A mesma carência é verificada em Amor Verdadeiro (Verus, R$ 44,90), um pastiche de Orgulho e Preconceito, que retoma
personagens de A pequena livraria dos corações solitários (Verus, R$ 44,90). A autora se propôs a contar a vida sentimental de todos os que trabalham na livraria dedicada a livros românticos. Neste, uma das vendedoras é especialista em Jane Austen e encontra seu gentil cavalheiro, podre de rico, distante, educado e esquisitão para amar. No entanto, a mocinha é calcada numa personagem menor de Austen, que vive enfiada nos livros, sem um pingo de charme e carisma. Difícil criar alguma empatia com a protagonista.

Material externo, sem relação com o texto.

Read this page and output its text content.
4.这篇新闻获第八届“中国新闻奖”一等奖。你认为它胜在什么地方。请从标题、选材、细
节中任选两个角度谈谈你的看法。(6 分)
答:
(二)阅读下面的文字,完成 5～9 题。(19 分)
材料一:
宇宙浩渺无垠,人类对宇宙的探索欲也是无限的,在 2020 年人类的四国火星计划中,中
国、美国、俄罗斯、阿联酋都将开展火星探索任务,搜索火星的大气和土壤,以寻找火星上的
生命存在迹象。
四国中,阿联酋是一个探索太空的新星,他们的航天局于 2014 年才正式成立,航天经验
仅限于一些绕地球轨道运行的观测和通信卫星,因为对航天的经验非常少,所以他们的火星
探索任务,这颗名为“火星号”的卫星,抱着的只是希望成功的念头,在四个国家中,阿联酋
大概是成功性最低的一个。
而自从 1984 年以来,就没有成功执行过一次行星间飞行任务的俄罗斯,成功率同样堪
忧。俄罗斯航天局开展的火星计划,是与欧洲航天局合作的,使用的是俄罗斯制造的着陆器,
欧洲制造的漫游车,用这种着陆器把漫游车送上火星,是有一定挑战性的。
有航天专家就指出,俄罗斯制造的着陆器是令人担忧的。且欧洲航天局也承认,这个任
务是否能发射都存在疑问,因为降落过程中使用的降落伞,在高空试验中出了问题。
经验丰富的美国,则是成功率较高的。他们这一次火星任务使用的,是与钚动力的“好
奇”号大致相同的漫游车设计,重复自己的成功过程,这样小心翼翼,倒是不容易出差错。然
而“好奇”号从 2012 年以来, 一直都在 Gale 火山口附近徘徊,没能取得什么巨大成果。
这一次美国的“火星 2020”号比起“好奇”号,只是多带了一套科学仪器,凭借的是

Quem quer trilhar caminhos confortavelmente conhecidos não sofrerá qualquer decepção com A sede (Record, R$ 59,90), do sueco Jo Nesbo. A mais recente incursão do detetive Harry Hole é com um assassino que marca encontros com mulheres pelo Tinder para matá-las e beber o sangue das vítimas. Embora sejam raríssimos os casos de malucos desse calibre, a obra de Jo Nesbo já vendeu mais de 40 milhões de exemplares no planeta pela naturalidade em que ele apresenta a maldade das mentes doentias.